In this issue of Diabetes, Lee et al. (12) elucidate a novel mechanism whereby SIRT6 suppresses insulin resistance and inflammation occurring in response to HFD by modulating macrophage inflammatory signaling (Fig. 1). They show that SIRT6 levels are reduced in macrophages from HFD-fed mice and in proinflammatory M1 macrophages. To further explore a role for SIRT6 in this cell type, they generated myeloid-specific Sirt6 KOs (mS6KOs). Though unremarkable under standard feeding conditions, these animals show an aggravated metabolic phenotype during HFD: increased weight gain, elevated fasting glucose and insulin levels, and fatty liver, along with diminished insulin-induced tissue phospho-AKT levels. mS6KOs exhibit increased M1 macrophage infiltration in liver and fat, with a concomitant reduction of M2 type macrophages associated with tissue repair and attenuated inflammation. This effect appeared to be cell autonomous. Mechanistically, the authors link these effects to regulation of inflammatory signaling by SIRT6—specifically, of its known targets nuclear factor-κB (NF-κB), STAT3, and p38 mitogen-activated protein kinase.
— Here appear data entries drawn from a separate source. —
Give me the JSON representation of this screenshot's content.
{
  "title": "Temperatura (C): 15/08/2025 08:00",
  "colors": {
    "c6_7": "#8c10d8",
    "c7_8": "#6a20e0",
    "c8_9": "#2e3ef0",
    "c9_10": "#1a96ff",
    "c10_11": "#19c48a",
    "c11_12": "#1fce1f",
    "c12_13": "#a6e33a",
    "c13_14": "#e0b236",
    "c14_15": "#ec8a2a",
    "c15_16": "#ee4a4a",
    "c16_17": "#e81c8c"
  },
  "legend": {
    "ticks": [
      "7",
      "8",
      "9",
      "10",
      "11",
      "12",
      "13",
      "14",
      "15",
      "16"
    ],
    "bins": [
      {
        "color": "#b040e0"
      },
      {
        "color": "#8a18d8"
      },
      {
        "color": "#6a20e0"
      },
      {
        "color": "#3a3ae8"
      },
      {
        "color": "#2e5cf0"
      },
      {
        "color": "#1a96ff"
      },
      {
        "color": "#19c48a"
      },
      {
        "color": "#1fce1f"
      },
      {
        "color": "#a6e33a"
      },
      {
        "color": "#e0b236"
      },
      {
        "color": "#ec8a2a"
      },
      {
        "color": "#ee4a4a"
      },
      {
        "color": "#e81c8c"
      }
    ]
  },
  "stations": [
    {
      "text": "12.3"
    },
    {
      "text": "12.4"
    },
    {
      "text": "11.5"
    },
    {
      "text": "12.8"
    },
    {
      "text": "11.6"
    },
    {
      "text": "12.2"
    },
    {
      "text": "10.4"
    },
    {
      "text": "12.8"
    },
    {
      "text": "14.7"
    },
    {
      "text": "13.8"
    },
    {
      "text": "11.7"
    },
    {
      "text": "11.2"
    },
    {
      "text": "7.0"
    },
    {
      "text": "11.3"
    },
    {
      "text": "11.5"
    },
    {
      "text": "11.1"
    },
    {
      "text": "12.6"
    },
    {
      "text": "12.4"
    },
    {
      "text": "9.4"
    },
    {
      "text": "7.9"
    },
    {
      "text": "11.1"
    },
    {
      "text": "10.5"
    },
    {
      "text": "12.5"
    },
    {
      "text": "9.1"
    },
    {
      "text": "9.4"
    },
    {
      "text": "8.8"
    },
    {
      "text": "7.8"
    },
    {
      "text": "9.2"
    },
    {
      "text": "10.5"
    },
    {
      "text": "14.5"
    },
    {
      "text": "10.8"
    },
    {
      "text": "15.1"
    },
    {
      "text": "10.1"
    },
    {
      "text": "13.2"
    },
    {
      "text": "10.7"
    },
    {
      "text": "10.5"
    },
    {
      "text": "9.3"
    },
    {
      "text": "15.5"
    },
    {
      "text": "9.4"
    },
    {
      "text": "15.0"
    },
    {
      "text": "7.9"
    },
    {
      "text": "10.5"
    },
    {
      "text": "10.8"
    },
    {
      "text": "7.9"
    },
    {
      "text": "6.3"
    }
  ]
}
Genetic suppression of NF-κB signaling, or pharmacological STAT3 inhibition, suppressed the increased inflammation present in cultured SIRT6-deficient macrophages to control levels. The authors further implicate the SIRT6 target PKM2 as a STAT3 regulator involved in regulation of macrophage inflammation.

The study by Lee et al. (12) contributes to the literature by documenting the importance of SIRT6 in diverse cell types in maintaining metabolic homeostasis during HFD (Fig. 1). SIRT6 negatively regulates hepatic gluconeogenesis, represses glycolytic gene expression, and attenuates lipogenesis by inhibiting the SREBPs, transcription factors involved in lipogenesis and cholesterol biogenesis (11). In a genetic obesity model, SIRT6 reduces hepatic and serum cholesterol levels, whereas hepatocyte SIRT6 deletion results in fatty liver (11). SIRT6 modulates PGC1-α activity, suppressing hepatic glucose production (11). Adipose-specific SIRT6 deficiency resulted in increased FOXO1 acetylation, decreased lipolysis, and worsened obesity in response to HFD. HFD-induced insulin resistance, increased adipose tissue inflammation, and fatty liver were observed in these mice (13), consistent with the phenotypes of mS6KOs. Sirt6 KO specifically in pancreatic β-cells results in exacerbated glucose intolerance and reduced glucose-stimulated insulin secretion during HFD (14). SIRT6-dependent FOXO1 deacetylation attenuates FOXO1-mediated transcriptional repression of critical glucose-sensing genes (15).

Might these functions of SIRT6 be relevant outside the context of a pathogenic diet? SIRT6 levels decline in dermal fibroblasts isolated from older donors (16). Likewise, NAD⁺ levels decrease during HFD and in aged mouse tissues (17). During natural aging, mice and humans show progressively decreased insulin sensitivity and increased sterile inflammation (18). It is interesting to speculate that impaired SIRT6 activity, in macrophages and other cells, may contribute to these changes. Perhaps pharmacological enhancement of SIRT6 activity, via lipid-based activators (8) or NAD⁺ precursors (19), might help mitigate the effects of an unhealthy diet or even metabolic dysregulation associated with natural aging. However, caution is in order, since pharmacological inhibition of SIRT6 was recently shown to confer therapeutic benefit during HFD (20).